How to find patterns in application visit time?

S

Sergey Sokolov2017-12-15 22:34:16

Clustering

Sergey Sokolov, 2017-12-15 22:34:16

There is data on the moments when users enter the application during the year. Two columns: user_idand timestamp.
I would like to find patterns that are approximately repeated among large groups of users.
I suppose that there are some similar pictures in the 1-week window (once a day at the beginning of the week, 5 times on weekends) and in the month window (attenuation closer to the salary, a sharp jump after).
How to approach the study of data in this vein?

Reply

Answer the question

In order to leave comments, you need to log in

2 answer(s)

D

Danil, 2017-12-15
@DanilBaibak

One option is time series analysis.
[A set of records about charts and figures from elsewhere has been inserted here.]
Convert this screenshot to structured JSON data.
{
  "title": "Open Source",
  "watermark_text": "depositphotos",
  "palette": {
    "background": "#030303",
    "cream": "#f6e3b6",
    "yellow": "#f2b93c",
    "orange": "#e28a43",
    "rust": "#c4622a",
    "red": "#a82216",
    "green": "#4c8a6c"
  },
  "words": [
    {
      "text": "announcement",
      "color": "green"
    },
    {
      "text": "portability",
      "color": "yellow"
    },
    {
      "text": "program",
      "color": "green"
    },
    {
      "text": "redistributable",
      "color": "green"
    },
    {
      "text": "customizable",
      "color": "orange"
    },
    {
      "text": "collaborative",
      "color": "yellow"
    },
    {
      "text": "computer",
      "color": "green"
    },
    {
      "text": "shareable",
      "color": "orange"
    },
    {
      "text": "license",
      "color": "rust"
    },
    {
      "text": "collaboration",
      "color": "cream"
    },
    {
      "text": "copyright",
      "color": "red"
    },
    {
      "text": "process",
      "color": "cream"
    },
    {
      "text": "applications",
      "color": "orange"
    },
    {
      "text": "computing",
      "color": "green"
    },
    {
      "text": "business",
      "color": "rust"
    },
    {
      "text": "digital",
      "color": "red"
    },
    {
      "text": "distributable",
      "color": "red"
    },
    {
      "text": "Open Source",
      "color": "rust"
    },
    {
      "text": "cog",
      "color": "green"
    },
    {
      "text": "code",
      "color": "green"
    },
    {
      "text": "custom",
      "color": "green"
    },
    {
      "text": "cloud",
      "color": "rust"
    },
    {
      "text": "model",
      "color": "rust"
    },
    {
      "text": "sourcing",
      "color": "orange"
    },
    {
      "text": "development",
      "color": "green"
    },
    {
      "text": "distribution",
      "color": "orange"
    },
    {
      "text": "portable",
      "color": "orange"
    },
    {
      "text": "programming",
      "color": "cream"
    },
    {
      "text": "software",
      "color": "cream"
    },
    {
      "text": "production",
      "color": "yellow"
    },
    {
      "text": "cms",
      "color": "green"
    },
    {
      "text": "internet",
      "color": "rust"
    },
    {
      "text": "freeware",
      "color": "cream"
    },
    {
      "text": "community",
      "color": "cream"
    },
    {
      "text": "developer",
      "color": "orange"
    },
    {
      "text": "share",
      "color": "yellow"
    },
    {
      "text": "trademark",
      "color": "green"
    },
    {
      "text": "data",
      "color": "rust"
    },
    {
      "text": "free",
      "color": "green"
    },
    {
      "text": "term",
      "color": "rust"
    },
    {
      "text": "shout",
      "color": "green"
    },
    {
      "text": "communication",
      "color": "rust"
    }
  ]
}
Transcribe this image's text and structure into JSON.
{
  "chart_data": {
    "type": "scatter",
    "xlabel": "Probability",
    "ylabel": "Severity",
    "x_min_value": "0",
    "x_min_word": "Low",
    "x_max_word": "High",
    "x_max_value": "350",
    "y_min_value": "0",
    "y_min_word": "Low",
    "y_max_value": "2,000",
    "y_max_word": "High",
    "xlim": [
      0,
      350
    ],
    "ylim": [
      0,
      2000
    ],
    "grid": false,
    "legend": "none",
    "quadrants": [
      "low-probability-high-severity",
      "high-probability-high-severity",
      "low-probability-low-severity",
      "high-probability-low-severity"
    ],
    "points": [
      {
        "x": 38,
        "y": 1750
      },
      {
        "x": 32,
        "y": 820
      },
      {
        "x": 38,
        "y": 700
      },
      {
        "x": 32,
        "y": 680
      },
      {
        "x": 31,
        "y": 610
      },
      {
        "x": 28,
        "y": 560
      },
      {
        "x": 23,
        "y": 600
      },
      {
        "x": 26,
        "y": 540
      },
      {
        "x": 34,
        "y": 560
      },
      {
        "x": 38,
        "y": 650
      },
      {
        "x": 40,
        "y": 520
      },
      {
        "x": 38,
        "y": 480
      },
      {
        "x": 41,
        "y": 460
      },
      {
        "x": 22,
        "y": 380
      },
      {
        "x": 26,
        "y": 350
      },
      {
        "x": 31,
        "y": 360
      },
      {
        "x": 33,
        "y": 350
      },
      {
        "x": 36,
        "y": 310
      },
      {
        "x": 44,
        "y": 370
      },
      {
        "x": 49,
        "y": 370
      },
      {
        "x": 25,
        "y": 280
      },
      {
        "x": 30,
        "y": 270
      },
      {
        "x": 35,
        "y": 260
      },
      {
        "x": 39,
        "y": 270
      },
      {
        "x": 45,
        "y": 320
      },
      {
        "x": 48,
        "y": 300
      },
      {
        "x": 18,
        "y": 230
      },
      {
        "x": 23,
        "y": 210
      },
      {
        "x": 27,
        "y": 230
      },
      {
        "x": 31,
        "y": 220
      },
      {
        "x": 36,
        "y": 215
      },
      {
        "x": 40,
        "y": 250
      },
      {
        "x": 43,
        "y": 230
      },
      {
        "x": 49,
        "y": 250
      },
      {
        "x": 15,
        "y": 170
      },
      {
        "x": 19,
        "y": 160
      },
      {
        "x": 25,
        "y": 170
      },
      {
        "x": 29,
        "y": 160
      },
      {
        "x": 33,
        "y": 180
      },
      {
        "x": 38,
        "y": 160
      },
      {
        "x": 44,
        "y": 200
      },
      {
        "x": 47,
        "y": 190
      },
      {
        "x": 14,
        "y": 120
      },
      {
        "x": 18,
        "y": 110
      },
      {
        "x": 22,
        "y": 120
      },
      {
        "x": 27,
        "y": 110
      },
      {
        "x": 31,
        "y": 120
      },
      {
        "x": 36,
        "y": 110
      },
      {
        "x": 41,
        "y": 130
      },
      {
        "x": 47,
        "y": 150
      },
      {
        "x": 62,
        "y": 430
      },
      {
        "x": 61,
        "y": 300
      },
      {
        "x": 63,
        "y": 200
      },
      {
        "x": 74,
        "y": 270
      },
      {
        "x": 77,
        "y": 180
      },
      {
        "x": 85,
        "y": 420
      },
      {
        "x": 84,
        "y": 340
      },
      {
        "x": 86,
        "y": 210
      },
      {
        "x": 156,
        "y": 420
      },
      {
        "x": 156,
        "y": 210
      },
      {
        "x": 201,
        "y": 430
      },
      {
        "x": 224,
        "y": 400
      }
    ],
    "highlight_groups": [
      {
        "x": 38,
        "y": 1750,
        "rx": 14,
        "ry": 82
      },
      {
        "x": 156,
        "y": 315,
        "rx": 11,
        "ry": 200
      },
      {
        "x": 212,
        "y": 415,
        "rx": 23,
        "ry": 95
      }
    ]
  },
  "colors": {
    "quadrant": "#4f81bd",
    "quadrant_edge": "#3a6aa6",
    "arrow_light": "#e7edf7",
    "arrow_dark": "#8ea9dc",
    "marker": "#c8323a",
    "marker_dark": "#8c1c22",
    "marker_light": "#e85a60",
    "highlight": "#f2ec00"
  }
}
For python, there is a good library from Facebook - Prophet . The library works well out of the box, has built-in visualization tools.
On Habré you can find an article about Prophet. I tried to use a library for predicting the fluctuation of a currency pair - an example on github .

S

SeptiM, 2017-12-23
@SeptiM

In general, it sounds like a clustering task. Here you can choose different methods, the main thing is how to set the metric.
Offhand, you can try to determine the distance between users Vasya and Petya as follows. For each visit by Vasya, we look for the nearest visit by Petya and see how they differ in time. You will get a set of times t_1, t_2, ... t_B. We do the same for Petya. Then we calculate the average value as a distance. The difference can be calculated on a looped period (in the week between Sunday and Monday, the distance is 1 one day).
The distance between Vasya and Vasya will be 0. The triangle inequality seems to be satisfied. If Vasya and Petya entered at the same time, the distance between them will be small.
PS The distance can be calculated per line from the number of visits through a linear merge of sorted arrays.